Carlin is on the Mets station and he's ripping a Yankee player. The station that operates under the pretense of covering "all NY sports" while openly mocking the Yankees.

Carlin's commentary is brought to you by your tri-county Ford dealers (just like the 15th out of the game serves to remind us that you can save 15% on your car insurance in 15 minutes).

So what is Carlin's gripe with a Gatorade commercial?

Jeter makes some cash and further promotes the extremely valuable Brand of Jeter.

Gatorade sells more sugar water to idiots who also think that pro athletes eat anti-nutritional garbage at Subway.

I don't really have a historical scorecard of Chris Carlin's editorial comments.

I have a hunch that Carlin is the fraud here.

I have a hunch that, while Carlin is mocking NY fans and media for worshipping at the altar of Jeter, Carlin spends a lot of time masturbating to a David Wright poster while eating a couple of boxes of ring dings.

Some perspective as Tanaka starts a game for the first time since July 8th.

Tanaka leads the Yankees in wins.

Saturday, September 20, 2014

In corporate speak, it's known as "optics."

Though optics has a very specific meaning -- it's the study of light -- the word is now widely used to mean, simply, how something appears.

If you fall for a PR attempt at good optics, you are an infantile fool.

Mike Lupica, unsurprisingly, in an infantile fool:

"When Major League Baseball’s Bud Selig and Rob Manfred wanted to suspend a dozen guys last year, and drop a richly deserved hammer on a drug cheat like Alex Rodriguez, they didn’t talk about a conduct committee or wait around for law enforcement to throw the first punch against Anthony Bosch, drug pusher to the stars. They went right after Bosch with a lawsuit for interference and you know what happened in that moment? They became real enforcers, not people simply posing that way."

Wow. "Real enforcers."

 It's incomprehensible to me that Selig's PR play worked so well.

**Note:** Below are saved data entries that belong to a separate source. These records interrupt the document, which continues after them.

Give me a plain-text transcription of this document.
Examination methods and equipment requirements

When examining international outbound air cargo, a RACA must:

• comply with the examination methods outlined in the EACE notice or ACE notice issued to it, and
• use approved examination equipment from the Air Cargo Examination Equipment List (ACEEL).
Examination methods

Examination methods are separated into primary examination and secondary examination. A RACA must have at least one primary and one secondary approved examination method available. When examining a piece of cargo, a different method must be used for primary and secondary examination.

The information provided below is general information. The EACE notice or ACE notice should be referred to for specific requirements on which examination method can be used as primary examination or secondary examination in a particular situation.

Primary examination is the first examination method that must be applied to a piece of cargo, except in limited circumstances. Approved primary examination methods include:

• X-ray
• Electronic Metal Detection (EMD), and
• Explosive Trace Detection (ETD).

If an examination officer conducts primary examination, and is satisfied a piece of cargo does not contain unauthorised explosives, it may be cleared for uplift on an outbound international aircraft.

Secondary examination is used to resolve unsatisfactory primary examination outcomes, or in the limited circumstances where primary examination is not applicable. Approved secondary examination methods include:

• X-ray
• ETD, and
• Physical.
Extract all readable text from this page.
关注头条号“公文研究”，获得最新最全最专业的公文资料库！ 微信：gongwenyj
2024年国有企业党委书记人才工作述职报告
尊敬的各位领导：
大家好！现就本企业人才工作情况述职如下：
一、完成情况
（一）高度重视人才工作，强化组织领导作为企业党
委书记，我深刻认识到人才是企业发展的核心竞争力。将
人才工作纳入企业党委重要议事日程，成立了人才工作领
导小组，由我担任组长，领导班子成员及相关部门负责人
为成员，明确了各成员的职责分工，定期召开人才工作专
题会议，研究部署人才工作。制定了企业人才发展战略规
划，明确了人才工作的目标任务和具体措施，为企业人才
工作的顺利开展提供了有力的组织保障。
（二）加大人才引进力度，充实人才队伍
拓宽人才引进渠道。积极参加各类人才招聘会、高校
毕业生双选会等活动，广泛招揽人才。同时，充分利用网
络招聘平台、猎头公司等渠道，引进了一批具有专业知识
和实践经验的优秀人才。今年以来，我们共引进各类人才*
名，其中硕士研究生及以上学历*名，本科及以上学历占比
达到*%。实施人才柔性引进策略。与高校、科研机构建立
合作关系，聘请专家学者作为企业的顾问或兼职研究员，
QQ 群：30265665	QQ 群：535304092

We got ARod. Steroid era over.

By the way, here's a short list, Mr. Enforcer ... and this does not go back to the good ol' days.

The current AL MVP is a drunk driver.

Who knows how many cheaters helped Baltimore win the AL East and Buck Showalter win Manager of the Year? It's a number somewhere between 1 and 50. We know for sure it isn't 0.

Selig is hardly an enforcer. Selig is a corporate poser and Lupica is his water boy.